この映画を見ても「私にはどうしようもない」と感じる人もいると思います。けれど、それは誤解です。私たち庶民にも、今すぐできることはあります。
まずは「事実を知ること」。そのうえで、ファストファッションとの付き合い方を変えることです。
「ファストファッションは買わない」「手持ちの服を大切に着続ける」「中古服を買う」「リユースの検討」など、身近にできることは色々あると思います。
ボロボロの服は、ウエスにするという手もあります⇒トイレ掃除から窓拭きまで、シンプル派には簡単で万能なウエスがおすすめ
この問題の奥にある真の原因は、紛れも無い、私たち「買う側」にあります。1人1人が意識を変えないかぎり、この問題は解決しないのではないでしょうか。
低価格競争を繰り広げるファッション企業にも、責任はあります。
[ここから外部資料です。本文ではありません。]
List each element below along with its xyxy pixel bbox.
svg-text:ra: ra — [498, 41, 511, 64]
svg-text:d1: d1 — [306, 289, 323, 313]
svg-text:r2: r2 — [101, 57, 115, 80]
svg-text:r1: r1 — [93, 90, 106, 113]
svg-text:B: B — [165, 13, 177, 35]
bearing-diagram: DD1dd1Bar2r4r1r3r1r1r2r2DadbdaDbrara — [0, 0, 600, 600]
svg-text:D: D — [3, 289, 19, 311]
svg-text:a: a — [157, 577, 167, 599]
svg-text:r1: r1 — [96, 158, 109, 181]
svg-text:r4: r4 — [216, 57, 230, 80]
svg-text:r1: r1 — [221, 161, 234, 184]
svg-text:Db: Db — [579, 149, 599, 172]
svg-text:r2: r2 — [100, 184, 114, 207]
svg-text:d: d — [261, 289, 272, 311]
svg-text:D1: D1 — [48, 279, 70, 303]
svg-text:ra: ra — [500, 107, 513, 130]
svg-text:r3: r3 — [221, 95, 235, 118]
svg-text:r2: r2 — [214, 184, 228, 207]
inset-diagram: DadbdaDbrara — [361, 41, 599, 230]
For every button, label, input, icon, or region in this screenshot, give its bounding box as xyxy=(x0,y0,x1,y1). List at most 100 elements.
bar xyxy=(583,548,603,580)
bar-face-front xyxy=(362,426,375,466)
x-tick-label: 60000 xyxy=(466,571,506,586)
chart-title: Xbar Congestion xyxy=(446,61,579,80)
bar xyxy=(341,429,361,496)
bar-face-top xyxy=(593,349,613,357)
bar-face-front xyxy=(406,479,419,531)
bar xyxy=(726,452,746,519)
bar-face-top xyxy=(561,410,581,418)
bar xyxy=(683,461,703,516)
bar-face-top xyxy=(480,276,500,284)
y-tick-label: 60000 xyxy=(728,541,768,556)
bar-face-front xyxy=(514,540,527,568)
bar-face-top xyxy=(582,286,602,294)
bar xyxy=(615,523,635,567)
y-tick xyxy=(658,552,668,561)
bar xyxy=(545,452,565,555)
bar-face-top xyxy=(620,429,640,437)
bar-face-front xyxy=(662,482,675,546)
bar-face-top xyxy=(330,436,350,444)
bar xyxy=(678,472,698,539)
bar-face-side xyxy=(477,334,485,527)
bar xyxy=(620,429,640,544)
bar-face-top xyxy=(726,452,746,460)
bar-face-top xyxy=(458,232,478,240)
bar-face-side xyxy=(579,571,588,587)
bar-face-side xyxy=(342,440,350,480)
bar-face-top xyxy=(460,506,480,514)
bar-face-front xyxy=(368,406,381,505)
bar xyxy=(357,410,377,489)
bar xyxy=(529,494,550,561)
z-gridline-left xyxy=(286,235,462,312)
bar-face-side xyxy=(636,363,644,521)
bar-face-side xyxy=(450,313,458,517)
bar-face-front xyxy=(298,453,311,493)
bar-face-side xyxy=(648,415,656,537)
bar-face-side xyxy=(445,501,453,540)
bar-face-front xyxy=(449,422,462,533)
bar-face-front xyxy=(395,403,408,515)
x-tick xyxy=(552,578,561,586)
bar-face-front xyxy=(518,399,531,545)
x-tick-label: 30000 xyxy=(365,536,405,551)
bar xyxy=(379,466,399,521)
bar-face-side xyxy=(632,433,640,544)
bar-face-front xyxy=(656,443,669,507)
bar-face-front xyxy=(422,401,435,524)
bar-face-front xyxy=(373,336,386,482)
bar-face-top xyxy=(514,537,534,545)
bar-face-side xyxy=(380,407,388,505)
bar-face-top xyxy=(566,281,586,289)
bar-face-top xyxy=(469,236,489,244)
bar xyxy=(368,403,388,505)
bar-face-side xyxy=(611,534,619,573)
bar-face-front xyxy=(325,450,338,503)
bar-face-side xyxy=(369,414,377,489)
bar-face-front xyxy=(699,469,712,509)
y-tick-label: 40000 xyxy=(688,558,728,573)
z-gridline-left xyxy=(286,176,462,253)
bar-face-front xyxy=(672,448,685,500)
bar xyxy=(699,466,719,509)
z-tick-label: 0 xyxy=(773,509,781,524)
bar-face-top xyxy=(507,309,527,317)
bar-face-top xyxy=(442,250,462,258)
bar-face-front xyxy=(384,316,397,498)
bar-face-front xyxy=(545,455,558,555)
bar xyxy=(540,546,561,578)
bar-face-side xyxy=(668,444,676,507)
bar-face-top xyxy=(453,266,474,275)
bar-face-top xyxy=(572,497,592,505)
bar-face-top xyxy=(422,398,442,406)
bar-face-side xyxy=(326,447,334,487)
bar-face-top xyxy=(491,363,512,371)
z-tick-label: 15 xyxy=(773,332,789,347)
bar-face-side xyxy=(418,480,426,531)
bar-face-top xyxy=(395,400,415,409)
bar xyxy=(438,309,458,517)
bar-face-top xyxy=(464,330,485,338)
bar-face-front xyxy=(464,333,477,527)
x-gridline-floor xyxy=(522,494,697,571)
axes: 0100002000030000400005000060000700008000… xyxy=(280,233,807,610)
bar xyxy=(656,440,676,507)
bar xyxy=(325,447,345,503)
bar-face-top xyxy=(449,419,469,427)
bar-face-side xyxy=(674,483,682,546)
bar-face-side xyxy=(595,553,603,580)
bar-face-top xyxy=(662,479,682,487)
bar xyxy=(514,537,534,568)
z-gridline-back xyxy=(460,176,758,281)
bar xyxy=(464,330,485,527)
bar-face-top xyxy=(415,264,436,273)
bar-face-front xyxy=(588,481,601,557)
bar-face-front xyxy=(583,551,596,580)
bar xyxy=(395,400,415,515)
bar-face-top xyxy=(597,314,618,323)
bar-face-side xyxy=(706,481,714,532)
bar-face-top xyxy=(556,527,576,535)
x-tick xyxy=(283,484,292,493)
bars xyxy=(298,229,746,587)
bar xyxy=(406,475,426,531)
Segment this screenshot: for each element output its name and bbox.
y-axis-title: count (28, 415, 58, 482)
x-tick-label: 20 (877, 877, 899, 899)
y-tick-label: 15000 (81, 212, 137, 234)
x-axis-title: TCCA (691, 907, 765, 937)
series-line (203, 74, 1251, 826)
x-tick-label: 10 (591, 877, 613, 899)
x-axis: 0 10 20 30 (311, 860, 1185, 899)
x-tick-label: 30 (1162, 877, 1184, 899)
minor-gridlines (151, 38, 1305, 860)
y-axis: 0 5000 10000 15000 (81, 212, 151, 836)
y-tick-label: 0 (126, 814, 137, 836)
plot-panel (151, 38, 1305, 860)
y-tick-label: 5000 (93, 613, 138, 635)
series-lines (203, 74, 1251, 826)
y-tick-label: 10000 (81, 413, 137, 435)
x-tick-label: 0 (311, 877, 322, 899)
けれど会社を動かすには、私たちの方から企業に「NO」を突きつけることが必要です。
「その服は私たちの血でできている」。映画の中に出てきた女性の言葉ですが、これはファストファッション問題を象徴しています。
「服を作ってくれている労働者に感謝しよう」。そんな生やさしい言葉では、この問題は片付けられないと強く感じます。本当に感謝しているなら、やるべきは行動を起こすことです。
そのきっかけとしても、「THE TRUE COST」はおすすめです。少しでも多くの人に、この問題を知ってほしいと思います。